But if the CPU predicts the branch above incorrectly, it would divide
by zero in the following instructions. This doesn't happen though, and
I was wondering why?
It may well happen, however the question is: Is it observable? Obviously, this speculative division by zero does not and should not "crash" the CPU, but this does not even happen for a non-speculative division by zero. There is a long causal chain between the division by zero and your process exiting with an error message. It goes somewhat like this (on POSIX, x86):
- The ALU or the microcode responsible for the division flags the division by zero as an error.
- The interrupt descriptor #0 is loaded (int 0 signifies a division by zero error on x86).
- A set of registers (including the current program counter) is pushed onto the stack. The corresponding cache lines may need to be fetched first from RAM.
- The interrupt handler is executed (a piece of kernel code). It raises a SIGFPE signal in the current process.

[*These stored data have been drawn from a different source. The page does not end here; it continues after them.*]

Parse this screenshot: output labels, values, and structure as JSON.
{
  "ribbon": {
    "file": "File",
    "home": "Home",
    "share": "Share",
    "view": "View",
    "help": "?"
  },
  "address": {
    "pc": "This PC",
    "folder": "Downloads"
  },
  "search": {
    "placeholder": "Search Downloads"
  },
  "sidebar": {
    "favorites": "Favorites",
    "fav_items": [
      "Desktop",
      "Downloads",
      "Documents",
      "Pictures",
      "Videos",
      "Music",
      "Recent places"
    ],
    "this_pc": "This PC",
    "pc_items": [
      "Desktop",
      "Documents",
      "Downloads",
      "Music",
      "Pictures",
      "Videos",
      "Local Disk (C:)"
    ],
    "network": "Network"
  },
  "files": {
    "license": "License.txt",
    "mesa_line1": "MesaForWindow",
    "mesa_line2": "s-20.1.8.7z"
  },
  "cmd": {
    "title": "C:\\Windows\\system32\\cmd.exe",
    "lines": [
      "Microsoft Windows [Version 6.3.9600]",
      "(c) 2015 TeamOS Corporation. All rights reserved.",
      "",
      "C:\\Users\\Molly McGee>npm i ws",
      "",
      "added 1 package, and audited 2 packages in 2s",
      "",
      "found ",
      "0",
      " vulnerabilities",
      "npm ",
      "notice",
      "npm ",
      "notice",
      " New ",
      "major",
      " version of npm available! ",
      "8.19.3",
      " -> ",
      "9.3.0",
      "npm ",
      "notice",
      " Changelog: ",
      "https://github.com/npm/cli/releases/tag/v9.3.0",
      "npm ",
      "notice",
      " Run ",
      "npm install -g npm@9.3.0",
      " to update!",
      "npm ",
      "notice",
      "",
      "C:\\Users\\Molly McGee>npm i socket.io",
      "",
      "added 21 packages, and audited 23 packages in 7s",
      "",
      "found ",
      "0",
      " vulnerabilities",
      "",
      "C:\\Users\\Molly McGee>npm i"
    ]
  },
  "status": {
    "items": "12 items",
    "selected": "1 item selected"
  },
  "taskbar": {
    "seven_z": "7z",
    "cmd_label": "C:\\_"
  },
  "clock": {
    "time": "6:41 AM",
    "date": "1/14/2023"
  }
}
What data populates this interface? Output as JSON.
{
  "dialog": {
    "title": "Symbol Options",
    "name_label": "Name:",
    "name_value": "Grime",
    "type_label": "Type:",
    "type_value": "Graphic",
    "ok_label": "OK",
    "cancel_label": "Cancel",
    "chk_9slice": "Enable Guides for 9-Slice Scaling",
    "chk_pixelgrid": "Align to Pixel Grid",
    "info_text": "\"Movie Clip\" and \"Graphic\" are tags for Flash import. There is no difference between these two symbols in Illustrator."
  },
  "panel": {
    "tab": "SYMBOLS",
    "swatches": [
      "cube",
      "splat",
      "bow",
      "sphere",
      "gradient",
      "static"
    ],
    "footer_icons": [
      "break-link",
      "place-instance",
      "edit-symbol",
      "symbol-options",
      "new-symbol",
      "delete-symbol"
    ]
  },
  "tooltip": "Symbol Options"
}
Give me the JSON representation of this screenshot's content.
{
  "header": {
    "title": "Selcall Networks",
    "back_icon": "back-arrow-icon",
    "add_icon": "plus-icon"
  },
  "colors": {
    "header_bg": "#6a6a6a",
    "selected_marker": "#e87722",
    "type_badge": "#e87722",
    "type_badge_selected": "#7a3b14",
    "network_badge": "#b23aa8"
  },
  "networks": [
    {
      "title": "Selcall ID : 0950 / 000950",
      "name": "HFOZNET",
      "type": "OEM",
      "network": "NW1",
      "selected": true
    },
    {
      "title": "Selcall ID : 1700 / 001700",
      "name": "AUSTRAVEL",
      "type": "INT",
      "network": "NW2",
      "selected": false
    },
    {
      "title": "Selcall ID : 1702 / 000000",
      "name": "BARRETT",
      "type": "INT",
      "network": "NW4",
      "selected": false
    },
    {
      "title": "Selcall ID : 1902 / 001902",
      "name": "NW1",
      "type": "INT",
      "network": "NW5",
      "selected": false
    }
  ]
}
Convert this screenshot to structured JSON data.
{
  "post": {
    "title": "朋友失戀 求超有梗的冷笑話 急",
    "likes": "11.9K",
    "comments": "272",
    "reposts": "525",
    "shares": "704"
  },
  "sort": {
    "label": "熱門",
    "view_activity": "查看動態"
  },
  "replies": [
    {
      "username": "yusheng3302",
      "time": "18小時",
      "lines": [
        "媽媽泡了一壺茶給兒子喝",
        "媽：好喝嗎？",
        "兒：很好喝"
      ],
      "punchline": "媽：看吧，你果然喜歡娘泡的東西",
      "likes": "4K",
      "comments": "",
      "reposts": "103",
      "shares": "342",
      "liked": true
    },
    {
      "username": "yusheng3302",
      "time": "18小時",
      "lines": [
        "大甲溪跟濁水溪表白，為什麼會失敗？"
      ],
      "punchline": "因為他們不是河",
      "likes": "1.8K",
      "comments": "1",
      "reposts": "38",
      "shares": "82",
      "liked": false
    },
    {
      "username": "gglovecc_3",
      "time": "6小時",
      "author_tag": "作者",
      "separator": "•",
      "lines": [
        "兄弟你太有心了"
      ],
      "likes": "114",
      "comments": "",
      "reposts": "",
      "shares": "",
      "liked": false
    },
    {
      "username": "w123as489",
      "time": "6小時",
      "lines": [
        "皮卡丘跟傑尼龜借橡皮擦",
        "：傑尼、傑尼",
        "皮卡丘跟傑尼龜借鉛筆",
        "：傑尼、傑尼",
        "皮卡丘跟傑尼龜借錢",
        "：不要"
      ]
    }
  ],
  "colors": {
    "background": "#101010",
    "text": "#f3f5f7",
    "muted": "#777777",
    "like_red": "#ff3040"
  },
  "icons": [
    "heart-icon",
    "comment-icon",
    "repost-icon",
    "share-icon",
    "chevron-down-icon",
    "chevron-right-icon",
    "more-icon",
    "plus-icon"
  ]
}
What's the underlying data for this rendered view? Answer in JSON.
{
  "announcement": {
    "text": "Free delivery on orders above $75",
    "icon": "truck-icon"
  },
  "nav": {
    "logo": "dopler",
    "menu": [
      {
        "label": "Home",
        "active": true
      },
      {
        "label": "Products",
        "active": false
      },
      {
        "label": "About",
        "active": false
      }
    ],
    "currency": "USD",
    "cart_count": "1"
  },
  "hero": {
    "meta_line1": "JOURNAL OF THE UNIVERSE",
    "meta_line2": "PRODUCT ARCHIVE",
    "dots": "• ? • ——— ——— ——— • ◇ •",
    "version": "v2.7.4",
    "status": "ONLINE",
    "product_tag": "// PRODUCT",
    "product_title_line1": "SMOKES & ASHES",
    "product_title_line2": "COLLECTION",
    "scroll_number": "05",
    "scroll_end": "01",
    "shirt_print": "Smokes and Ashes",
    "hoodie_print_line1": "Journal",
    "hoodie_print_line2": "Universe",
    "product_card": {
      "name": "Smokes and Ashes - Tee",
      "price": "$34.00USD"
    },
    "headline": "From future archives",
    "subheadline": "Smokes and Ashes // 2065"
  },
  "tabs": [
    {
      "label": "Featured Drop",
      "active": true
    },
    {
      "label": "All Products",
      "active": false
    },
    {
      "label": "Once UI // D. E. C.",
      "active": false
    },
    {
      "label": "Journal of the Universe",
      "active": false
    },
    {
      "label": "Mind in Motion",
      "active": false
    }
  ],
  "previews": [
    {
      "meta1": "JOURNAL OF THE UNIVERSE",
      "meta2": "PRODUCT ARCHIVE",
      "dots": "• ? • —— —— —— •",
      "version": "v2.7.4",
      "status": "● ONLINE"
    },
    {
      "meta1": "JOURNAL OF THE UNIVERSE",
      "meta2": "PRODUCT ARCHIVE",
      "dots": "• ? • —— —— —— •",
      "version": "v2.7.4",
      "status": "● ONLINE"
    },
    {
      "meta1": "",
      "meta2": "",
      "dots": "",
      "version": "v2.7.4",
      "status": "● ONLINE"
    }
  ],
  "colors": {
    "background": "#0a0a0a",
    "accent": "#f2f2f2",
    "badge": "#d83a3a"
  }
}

- Eventually, signal handling decides that the default action shall be taken (assuming you didn't install a handler), which is to display an error message and terminate the process.
- This takes many additional steps (e.g. use of device drivers) until eventually there is a change observable by the user, namely some graphics output by memory-mapped I/O.
This is a lot of work, compared to a simple, error-free division, and a lot of it could be executed speculatively. Basically anything until the actual mmap'ed I/O, or until the finite set of resources for speculative execution (e.g. shadow registers and temporary cache lines) are exhausted. The latter is likely to happen much, much sooner. In this case, the speculative branch needs to be suspended, until it is clear whether it is actually taken and the changes should be committed (once the changes are written, the speculative execution resources can then be released), or whether the changes should be discarded.
The important bit is: As long as none of the speculative execution state becomes visible to other threads, other speculative branches on the same thread, or other hardware (such as graphics), anything goes for optimization. However, realistically, MSalters is absolutely right that a CPU designer would not care to optimize for this use case. So it is equally my opinion, that a real CPU will probably just suspend the speculative branch once the error flag is set. This at most costs a few cycles if the error is even legitimate, and even that is unlikely because the pattern you described is common. Doing speculative execution past this point would only divert precious optimization resources from more important cases.
(In fact, the only processor exception I would want to make reasonably fast, were I a CPU designer, is a specific type of page fault, where the page is known and accessible, but the "present" flag is cleared, just because this happens commonly when virtual memory is used, and is not a true error. Even this case is not terribly important, though, because the disk access on swapping, or even just memory decompression, is typically much more expensive.)